My name is Brian Robichaud and I have a very rare autoimmune disease called Myasthenia Gravis (Grave muscle weakness). In the simplest terms, my body attacks the nerve-muscle junction in all skeletal muscles. In addition to arms and legs, the muscles that control our breathing are skeletal (voluntary) muscles, the muscles that control swallowing are skeletal muscles. Simple things like being able to keep eyelids open are affected by these muscles. This disease is estimated to affect around one in 5000(ish) people. I have had this for around 10 years now and, for me, it was caused by cancer on a gland in my chest which is important to the regulating of the immune system.
Initial treatment required surgery to remove the tumour at which time I received direct blood transfusion. Followup treatment included radiation therapy to my chest. A common side-effect of radiation treatment near the lungs is radiation induced pneumonia. I developed this and ended up in hospital for recovery. The pneumonia combined with my MG put me into what we call an exhaserbation. This is when our breathing is so weak that we need oxygen support but don't need a machine to breathe for us. I was in hospital for an extended time trying to get better but entirely unable to until I received Plasmapheresis - they washed the bad blood plasma out of me along with the bad antibodies and infused me with healthy plasma provided by you kind people. I literally called it my oil-change. The plasma product went in clear, mine came out about the colour of oil :). After that I was well maintained on just my regular medications for almost 10 years, able to work full time and live a productive life.
Halloween 2017 I went into what is referred to as a crisis - the weakness in my chest muscles and diaphragm was so bad that I could not breathe - I had to be intubated and have machines breathe for me. Initial treatment in hospital included Intravenous ImmunoGlobin therapy - this is a blood plasma product that puts healthy immune cells into the blood stream of the recipient. This allowed me to leave the hospital although still very weak. I currently receive IVIG on a monthly basis and that's been regularly improving my quality of life. I hope to soon be off the steroids I have to take to keep my disease in check and rely on less harmful medication and the blood product that is made possible through the kind donations of regular donors. It took me almost a year, but I'm back to work full time now and again contributing to society thanks to the blood product that helps keep me alive.

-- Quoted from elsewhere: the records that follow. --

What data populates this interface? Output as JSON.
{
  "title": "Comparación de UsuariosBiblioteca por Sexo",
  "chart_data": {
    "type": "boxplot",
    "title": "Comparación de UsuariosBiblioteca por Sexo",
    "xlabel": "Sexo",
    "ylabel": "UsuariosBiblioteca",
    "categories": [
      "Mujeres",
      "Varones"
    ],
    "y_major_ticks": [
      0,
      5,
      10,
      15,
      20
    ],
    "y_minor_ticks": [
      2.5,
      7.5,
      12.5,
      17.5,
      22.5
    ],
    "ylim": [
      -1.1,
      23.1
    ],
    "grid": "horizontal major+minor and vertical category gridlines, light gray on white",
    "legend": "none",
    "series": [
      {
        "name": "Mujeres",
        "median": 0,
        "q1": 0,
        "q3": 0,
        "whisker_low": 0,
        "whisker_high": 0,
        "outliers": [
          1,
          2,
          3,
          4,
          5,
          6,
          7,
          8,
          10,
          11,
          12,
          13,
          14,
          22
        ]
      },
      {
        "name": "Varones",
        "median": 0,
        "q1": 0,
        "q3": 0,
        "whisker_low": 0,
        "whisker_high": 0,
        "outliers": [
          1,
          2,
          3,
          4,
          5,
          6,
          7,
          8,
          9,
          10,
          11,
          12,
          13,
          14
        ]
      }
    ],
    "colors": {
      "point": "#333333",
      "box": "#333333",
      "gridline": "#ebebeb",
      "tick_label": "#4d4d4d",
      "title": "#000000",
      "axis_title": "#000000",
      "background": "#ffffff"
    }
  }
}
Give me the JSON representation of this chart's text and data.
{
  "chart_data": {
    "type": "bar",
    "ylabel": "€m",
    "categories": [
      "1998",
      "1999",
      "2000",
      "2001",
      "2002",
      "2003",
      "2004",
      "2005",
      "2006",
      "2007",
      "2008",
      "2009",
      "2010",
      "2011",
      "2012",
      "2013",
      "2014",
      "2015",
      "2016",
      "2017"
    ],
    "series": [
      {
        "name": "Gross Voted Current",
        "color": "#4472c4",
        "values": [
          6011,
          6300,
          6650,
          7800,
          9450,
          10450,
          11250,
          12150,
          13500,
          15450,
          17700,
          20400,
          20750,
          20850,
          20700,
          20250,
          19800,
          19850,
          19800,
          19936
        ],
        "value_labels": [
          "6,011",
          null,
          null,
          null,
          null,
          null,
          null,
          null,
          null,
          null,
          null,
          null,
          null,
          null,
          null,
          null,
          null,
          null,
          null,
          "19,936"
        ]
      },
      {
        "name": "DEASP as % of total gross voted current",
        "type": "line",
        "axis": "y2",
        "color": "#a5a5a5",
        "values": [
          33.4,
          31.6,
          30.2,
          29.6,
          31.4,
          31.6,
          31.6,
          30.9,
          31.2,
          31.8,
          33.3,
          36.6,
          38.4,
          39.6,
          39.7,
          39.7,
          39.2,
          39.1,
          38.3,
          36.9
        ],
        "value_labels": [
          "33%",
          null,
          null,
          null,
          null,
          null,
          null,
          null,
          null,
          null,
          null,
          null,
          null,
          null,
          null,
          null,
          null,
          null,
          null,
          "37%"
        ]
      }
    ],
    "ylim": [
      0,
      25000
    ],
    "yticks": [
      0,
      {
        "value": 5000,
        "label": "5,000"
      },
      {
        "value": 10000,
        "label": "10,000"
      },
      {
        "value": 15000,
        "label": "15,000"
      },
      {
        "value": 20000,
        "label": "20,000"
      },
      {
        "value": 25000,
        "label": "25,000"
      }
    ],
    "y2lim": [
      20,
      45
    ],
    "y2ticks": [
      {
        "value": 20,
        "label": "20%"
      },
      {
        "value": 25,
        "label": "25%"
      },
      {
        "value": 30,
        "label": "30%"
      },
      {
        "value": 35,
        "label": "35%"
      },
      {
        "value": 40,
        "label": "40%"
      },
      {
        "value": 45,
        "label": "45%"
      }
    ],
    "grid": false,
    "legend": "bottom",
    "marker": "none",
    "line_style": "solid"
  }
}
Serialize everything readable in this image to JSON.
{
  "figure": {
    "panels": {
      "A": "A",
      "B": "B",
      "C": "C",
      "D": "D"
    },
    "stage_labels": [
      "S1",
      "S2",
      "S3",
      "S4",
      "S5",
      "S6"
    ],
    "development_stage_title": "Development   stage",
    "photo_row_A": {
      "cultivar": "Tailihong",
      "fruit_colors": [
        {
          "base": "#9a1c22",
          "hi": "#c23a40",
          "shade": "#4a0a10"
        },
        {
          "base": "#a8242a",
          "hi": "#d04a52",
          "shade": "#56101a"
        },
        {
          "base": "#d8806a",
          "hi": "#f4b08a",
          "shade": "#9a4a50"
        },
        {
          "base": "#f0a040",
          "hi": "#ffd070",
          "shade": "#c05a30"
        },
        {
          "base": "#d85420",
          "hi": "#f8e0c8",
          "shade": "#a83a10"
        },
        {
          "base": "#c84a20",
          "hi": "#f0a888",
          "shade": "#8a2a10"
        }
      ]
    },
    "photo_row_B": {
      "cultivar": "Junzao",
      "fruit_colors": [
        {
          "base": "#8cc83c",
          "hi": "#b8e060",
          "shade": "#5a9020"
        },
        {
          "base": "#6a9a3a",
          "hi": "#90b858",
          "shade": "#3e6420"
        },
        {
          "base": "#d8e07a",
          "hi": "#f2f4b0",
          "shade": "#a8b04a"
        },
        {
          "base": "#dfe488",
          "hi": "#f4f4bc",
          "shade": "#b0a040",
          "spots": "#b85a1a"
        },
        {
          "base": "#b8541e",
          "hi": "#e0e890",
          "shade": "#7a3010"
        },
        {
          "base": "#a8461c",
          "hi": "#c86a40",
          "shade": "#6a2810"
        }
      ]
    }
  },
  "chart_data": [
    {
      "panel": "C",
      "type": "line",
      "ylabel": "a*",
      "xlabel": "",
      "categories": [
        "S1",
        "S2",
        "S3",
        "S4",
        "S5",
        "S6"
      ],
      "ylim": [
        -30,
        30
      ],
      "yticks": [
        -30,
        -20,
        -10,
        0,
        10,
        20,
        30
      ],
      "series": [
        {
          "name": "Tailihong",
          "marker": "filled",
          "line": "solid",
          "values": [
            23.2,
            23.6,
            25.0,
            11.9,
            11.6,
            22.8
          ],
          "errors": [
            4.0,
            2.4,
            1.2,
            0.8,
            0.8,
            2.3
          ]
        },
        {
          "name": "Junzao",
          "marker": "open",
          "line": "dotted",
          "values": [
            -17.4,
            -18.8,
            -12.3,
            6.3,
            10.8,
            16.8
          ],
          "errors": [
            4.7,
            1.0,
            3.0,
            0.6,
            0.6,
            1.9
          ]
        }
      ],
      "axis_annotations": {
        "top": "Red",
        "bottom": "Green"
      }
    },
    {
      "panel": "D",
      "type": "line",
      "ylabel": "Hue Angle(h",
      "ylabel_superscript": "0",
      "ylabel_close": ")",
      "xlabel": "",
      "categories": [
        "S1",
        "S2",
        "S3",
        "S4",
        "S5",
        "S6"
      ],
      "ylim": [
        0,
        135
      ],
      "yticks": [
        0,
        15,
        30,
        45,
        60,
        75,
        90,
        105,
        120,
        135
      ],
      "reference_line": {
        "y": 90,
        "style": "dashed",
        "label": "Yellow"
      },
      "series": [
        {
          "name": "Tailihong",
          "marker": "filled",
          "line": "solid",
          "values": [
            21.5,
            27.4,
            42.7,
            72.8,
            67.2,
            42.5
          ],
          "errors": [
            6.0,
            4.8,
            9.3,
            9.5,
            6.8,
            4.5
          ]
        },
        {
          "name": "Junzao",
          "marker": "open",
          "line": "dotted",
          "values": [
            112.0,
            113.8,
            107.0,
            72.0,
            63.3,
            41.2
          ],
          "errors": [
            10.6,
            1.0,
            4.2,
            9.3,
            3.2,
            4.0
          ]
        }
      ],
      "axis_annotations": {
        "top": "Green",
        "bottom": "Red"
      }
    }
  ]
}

If I were to speak with my donors, I'd first say thank you so very much. Your donations mean I am much more likely to see my daughter graduate University. Your donations mean I'm able to get to work in the morning and contribute to society through my economic contributions (taxes etc.) Your donations help my mental health by allowing me to be a contributing member of society. Were I to ask them anything... I think the only thing I could ask is how do you think we could get more people like you out there giving?